Published: Mon Oct 31 2016 3:30 PM
Since early September, Mt Ruapehu’s Crater Lake had been heating at a rate of around 1°C per day, reaching a maximum of 40ºC on October 4. The lake temperature has cooled slightly since then and is now hovering around 37°C. After October 18, the level of volcanic tremor under Mt Ruapehu increased in strength. Volcanic tremor is always present at Mt Ruapehu, however the level can vary.
An increase in the strength of volcanic tremor began on October 18, where a sharp increase was noted before the energy declined a day later. Subsequent tremor increases occurred again on October 25 and 28, and currently remains higher than normal.
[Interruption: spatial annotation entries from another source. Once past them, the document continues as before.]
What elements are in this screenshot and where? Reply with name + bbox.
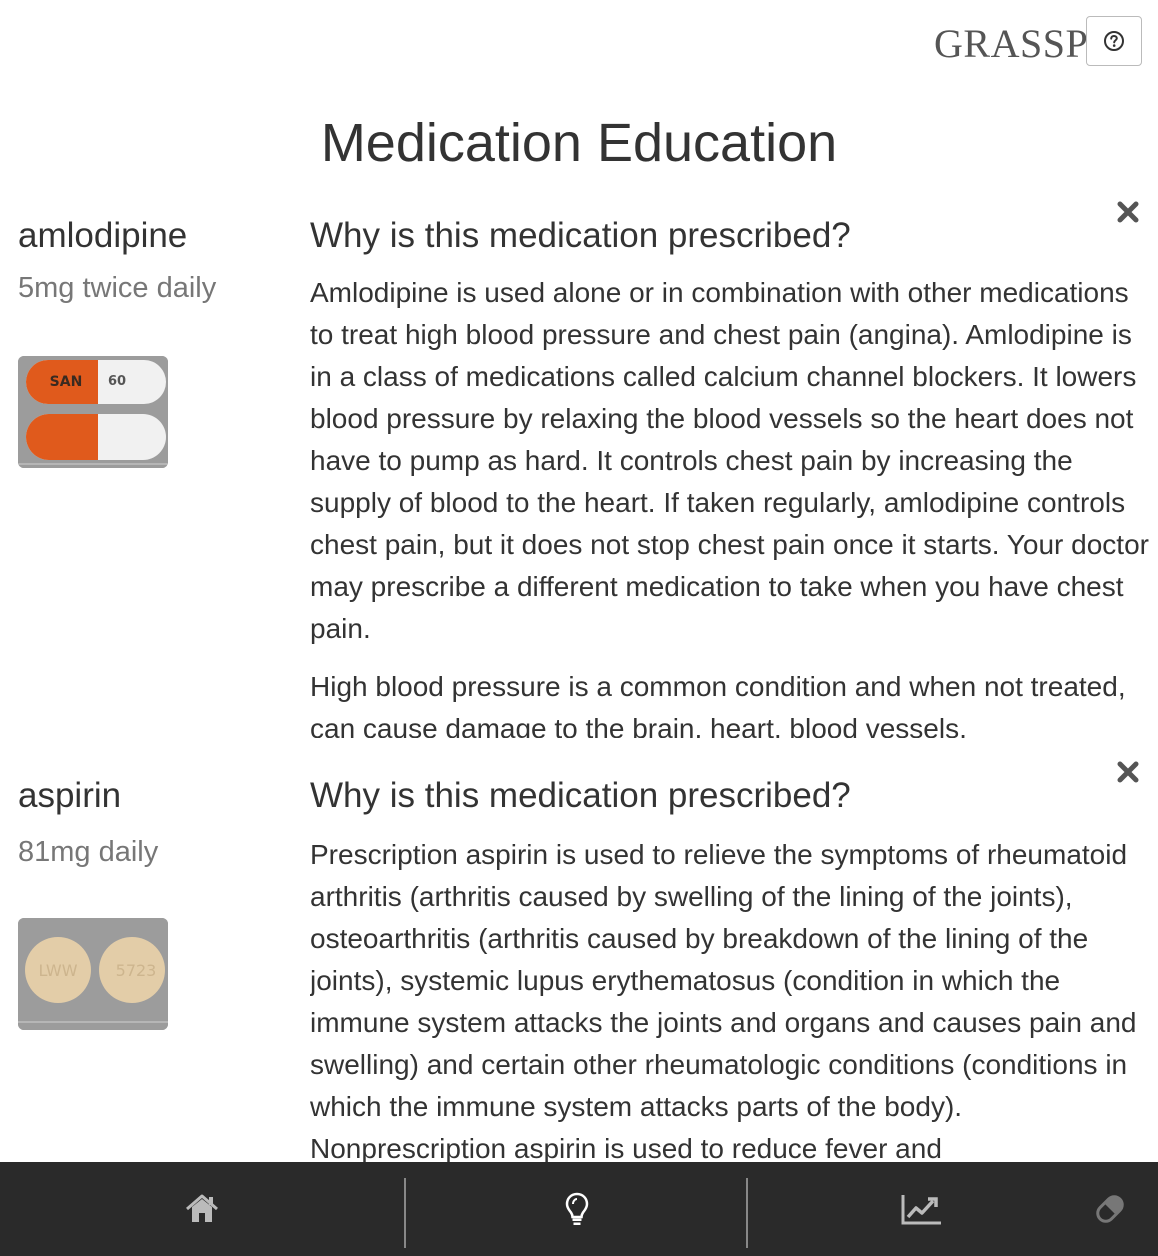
- question-circle-icon: [1104, 31, 1124, 51]
- pill-image: SAN 60: [18, 356, 168, 468]
- home-icon: [186, 1194, 218, 1222]
- section-heading: Why is this medication prescribed?: [310, 776, 851, 815]
- pill-imprint: LWW: [38, 961, 77, 980]
- section-heading: Why is this medication prescribed?: [310, 216, 851, 255]
- pill-imprint: SAN: [50, 374, 83, 390]
- nav-divider: [746, 1178, 748, 1248]
- page-title: Medication Education: [320, 113, 838, 173]
- close-icon[interactable]: [1114, 198, 1142, 226]
- lightbulb-icon: [565, 1192, 589, 1225]
- description-paragraph: Prescription aspirin is used to relieve …: [310, 839, 1137, 1162]
- medication-description: Prescription aspirin is used to relieve …: [310, 834, 1150, 1162]
- description-paragraph: High blood pressure is a common conditio…: [310, 671, 1126, 738]
- medication-description: Amlodipine is used alone or in combinati…: [310, 272, 1150, 738]
- line-chart-icon: [901, 1195, 941, 1225]
- medication-card: amlodipine 5mg twice daily SAN 60 Why is…: [0, 201, 1158, 740]
- pill-imprint: 5723: [116, 961, 157, 980]
- pill-image: LWW 5723: [18, 918, 168, 1030]
- medication-dose: 81mg daily: [18, 836, 159, 868]
- medication-name: aspirin: [18, 776, 122, 815]
- nav-medications[interactable]: [1080, 1162, 1140, 1256]
- medication-card: aspirin 81mg daily LWW 5723 Why is this …: [0, 761, 1158, 1162]
- help-button[interactable]: [1086, 16, 1142, 66]
- medication-name: amlodipine: [18, 216, 188, 255]
- pill-icon: [1096, 1195, 1124, 1223]
- nav-home[interactable]: [0, 1162, 404, 1256]
- close-icon[interactable]: [1114, 758, 1142, 786]
- nav-education[interactable]: [406, 1162, 748, 1256]
- medication-dose: 5mg twice daily: [18, 272, 217, 304]
- description-paragraph: Amlodipine is used alone or in combinati…: [310, 277, 1149, 644]
- bottom-nav: [0, 1162, 1158, 1256]
- pill-imprint: 60: [108, 374, 126, 389]
- brand-logo: GRASSP: [934, 21, 1089, 66]
- nav-progress[interactable]: [750, 1162, 1094, 1256]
These tremor pulses do not appear to be related to any variation in the lake temperature. Our records show that similar periods of increased volcanic tremor were present May-June 2016, again when the lake temperature was high. Importantly, no eruptive activity or geysering was noted in Crater Lake during the previous periods of volcanic tremor.
Weather conditions have not been ideal for mountain observations. Nevertheless, our scientists will be visiting the lake to collect water samples for further analysis and making a gas flight when the weather conditions improve.
The active crater at Mt Ruapehu is occupied by Crater Lake and it displays temperatures that typically range between about 15 and 40°C and the phases can last between about 9 and 20 months. The lake cooled to a minimum of 12°C in mid-August and then remained at 13-14°C until early September when it started to heat again and reached a peak of 39.8°C on October 4.
GNS Science volcanologists continue to closely monitor Ruapehu through the GeoNet project. The Volcanic Alert Level for Mt Ruapehu remains at Level 1 (minor volcanic unrest) and the Aviation Colour Code also remains unchanged at Green. The Volcanic Alert Level ranges from 0 to 5 and defines the current status at a volcano. Aviation Colour Codes are based on four colours and are intended for reference only in the international civil aviation community.